NEW DELHI: Looking to calm any market jitters after the US central bank on Wednesday decided on another $10-billion cut in bond purchases, the finance ministry said India is well prepared to withstand fallout from the decision.

The ministry said government and the Reserve Bank of IndiaRBI) were “vigilant” and will take all steps to ensure financial stability. “India’s economy is better prepared for the consequences, if any, of the taper. We have added to ourforeign exchange reserves which stand at $295 billion,” the ministry said in a statement on Thursday.

“However, both the Government of India and the Reserve Bank of India will continue to remain vigilant and will take whatever steps are necessary to ensure that there is stability in the financial markets.”

The US Federal Reserve has decided to scale down its monthly bond purchases to $65 billion from $75 billion per month earlier. Market behaviour thus far suggests that there isn’t any panic selling taking place.

The BSE Sensex closed 149 points lower, recovering sharply from an intra-day fall of 255 points. The rupee fell 15 paise to close at 62.57 to the dollar. “This decision was expected and should not in anyway surprise or affect the Indian markets.

However, it may be noted that $65 billion is not a small sum and will continue to infuse a large amount ofliquidity into the world markets,” the statement added. Economic affairs secretary Arvind Mayaram told reporters that the country was in good shape to withstand negative impact.

“Our fundamentals are very strong. Look at the currencies which are adversely affected; Argentina is quoted quite significantly. Argentinean reserves are around $29 billion. Argentinean CAD (current account deficit) is extremely high. India’s CAD is going to be less than $50 billion or less than 2.5 per cent of GDP,” he said.

Mayaram said the government will meet the fiscal deficit target of 4.8 per cent of GDP in the current fiscal and added that the country did not have any liquidity issues. “They (US Fed) have scaled it down from $75 billion to $65 billion; $65 billion is also a significant sum. Therefore, there will be adequate liquidity in global economy. There is not going to be a sudden contraction, so there should not be undue worry,” he said.

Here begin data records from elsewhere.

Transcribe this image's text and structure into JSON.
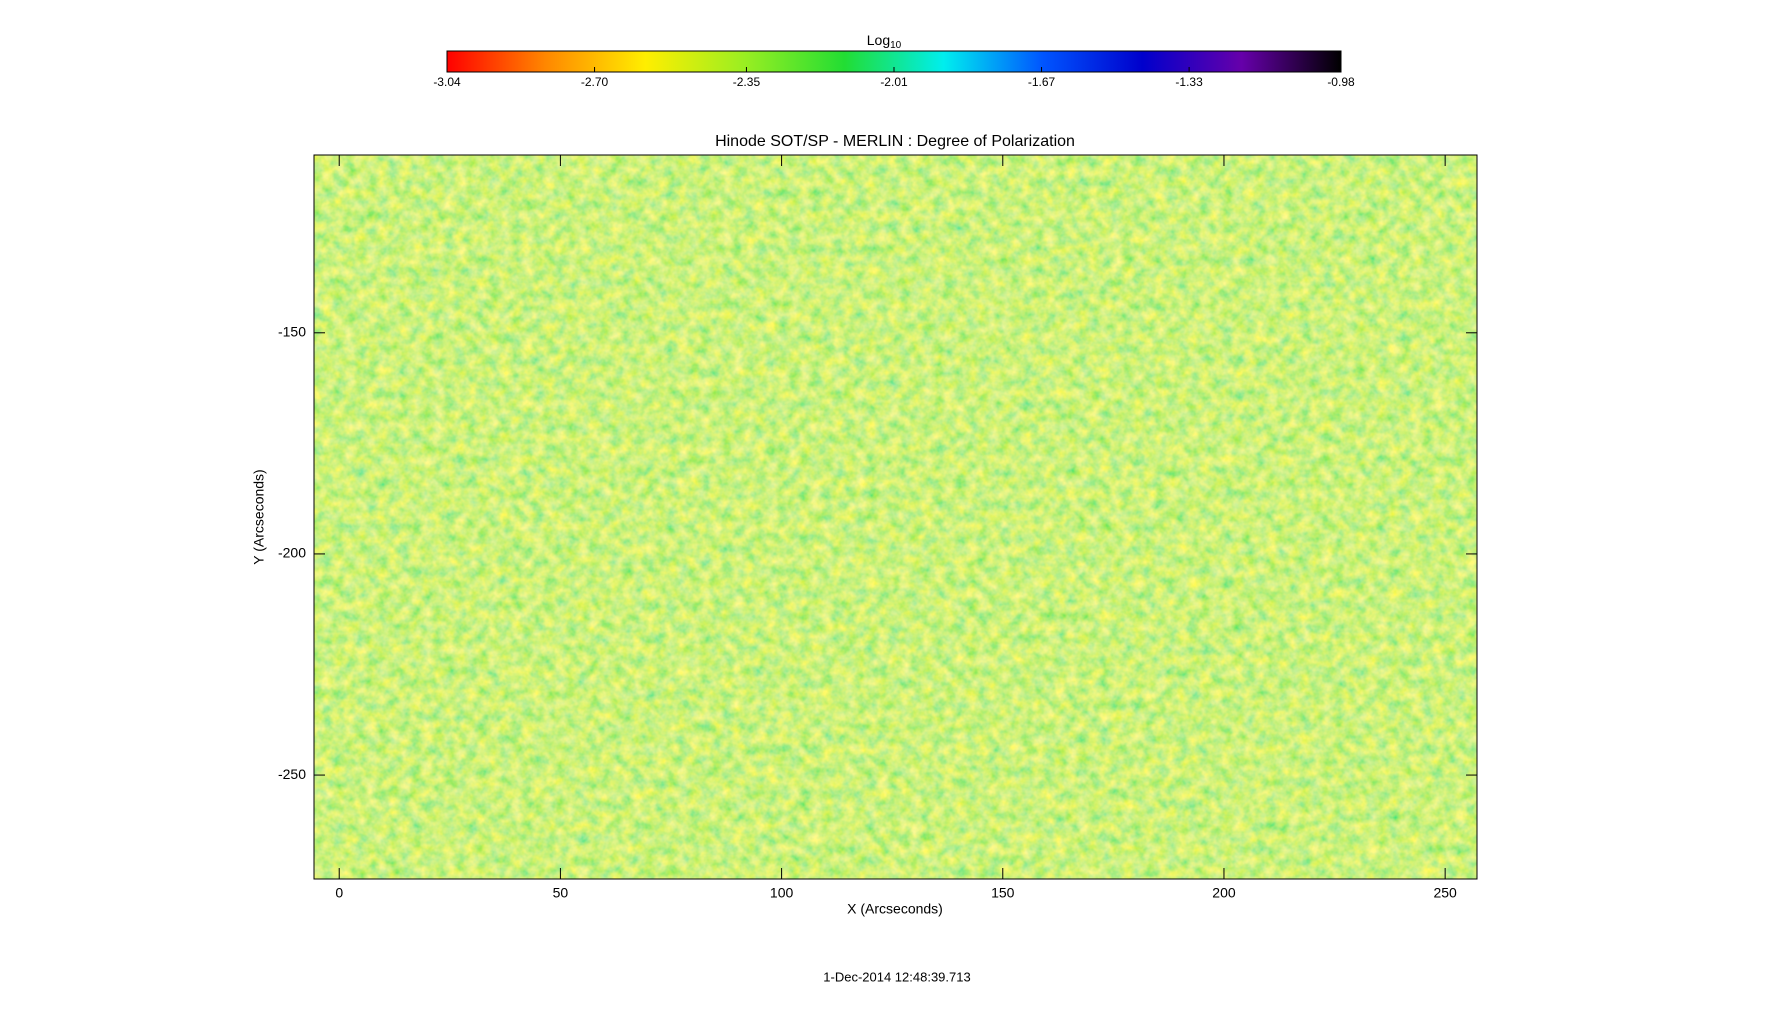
{
  "chart_data": {
    "type": "heatmap",
    "title": "Hinode SOT/SP - MERLIN : Degree of Polarization",
    "x_label": "X (Arcseconds)",
    "y_label": "Y (Arcseconds)",
    "xlim": [
      -5.7,
      257.2
    ],
    "xticks": [
      0,
      50,
      100,
      150,
      200,
      250
    ],
    "ylim": [
      -273.5,
      -109.8
    ],
    "yticks": [
      -150,
      -200,
      -250
    ],
    "colorbar_label": "Log",
    "colorbar_label_subscript": "10",
    "clim": [
      -3.04,
      -0.98
    ],
    "cticks": [
      -3.04,
      {
        "value": -2.7,
        "label": "-2.70"
      },
      -2.35,
      -2.01,
      -1.67,
      -1.33,
      -0.98
    ],
    "colormap": [
      "#ff0000",
      "#ff8800",
      "#ffee00",
      "#99ee22",
      "#22dd33",
      "#00eeee",
      "#0055ff",
      "#0000cc",
      "#6600aa",
      "#000000"
    ],
    "timestamp": "1-Dec-2014 12:48:39.713"
  }
}
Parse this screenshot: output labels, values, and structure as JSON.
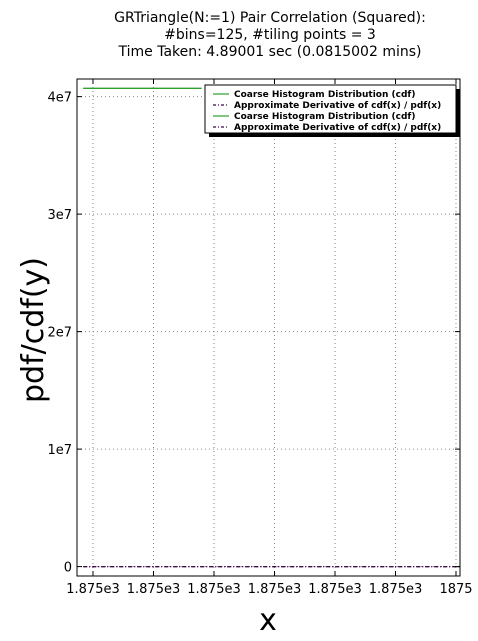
{
  "chart_data": {
    "type": "line",
    "title_lines": [
      "GRTriangle(N:=1) Pair Correlation (Squared):",
      "#bins=125, #tiling points = 3",
      "Time Taken: 4.89001 sec (0.0815002 mins)"
    ],
    "xlabel": "x",
    "ylabel": "pdf/cdf(y)",
    "x_tick_labels": [
      "1.875e3",
      "1.875e3",
      "1.875e3",
      "1.875e3",
      "1.875e3",
      "1.875e3",
      "1875"
    ],
    "y_ticks": [
      0,
      10000000,
      20000000,
      30000000,
      40000000
    ],
    "y_tick_labels": [
      "0",
      "1e7",
      "2e7",
      "3e7",
      "4e7"
    ],
    "xlim": [
      0,
      6.15
    ],
    "ylim": [
      -800000,
      41500000
    ],
    "grid": true,
    "legend_position": "top-right",
    "series": [
      {
        "name": "Coarse Histogram Distribution (cdf)",
        "style": "solid",
        "color": "#2ca02c",
        "x": [
          0.1,
          2.0
        ],
        "y": [
          40700000,
          40700000
        ]
      },
      {
        "name": "Approximate Derivative of cdf(x) / pdf(x)",
        "style": "dashdot",
        "color": "#3d0a4a",
        "x": [
          0.1,
          6.15
        ],
        "y": [
          0,
          0
        ]
      },
      {
        "name": "Coarse Histogram Distribution (cdf)",
        "style": "solid",
        "color": "#2ca02c",
        "x": [
          0.1,
          2.0
        ],
        "y": [
          40700000,
          40700000
        ]
      },
      {
        "name": "Approximate Derivative of cdf(x) / pdf(x)",
        "style": "dashdot",
        "color": "#3d0a4a",
        "x": [
          0.1,
          6.15
        ],
        "y": [
          0,
          0
        ]
      }
    ]
  }
}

The ministry said foreign direct investment and portfolio flows into the country remained strong and there had been an accretion to foreign exchange reserves, which stood at $295 billion. “There should be no undue concern over external factors,” it said. CAD widened to a record $88.2 billion or 4.8 per cent of GDP in the last fiscal. The statement said the Federal Reserve has not announced a sequential taper and has made it clear that “asset purchases are not on a pre-set course” and that they will take “further measured steps at future meetings.”

The Fed had first announced in May last year that it will taper bond purchases, roiling markets globally, with the rupee hitting record lows. However, it later postponed a decision on the issue.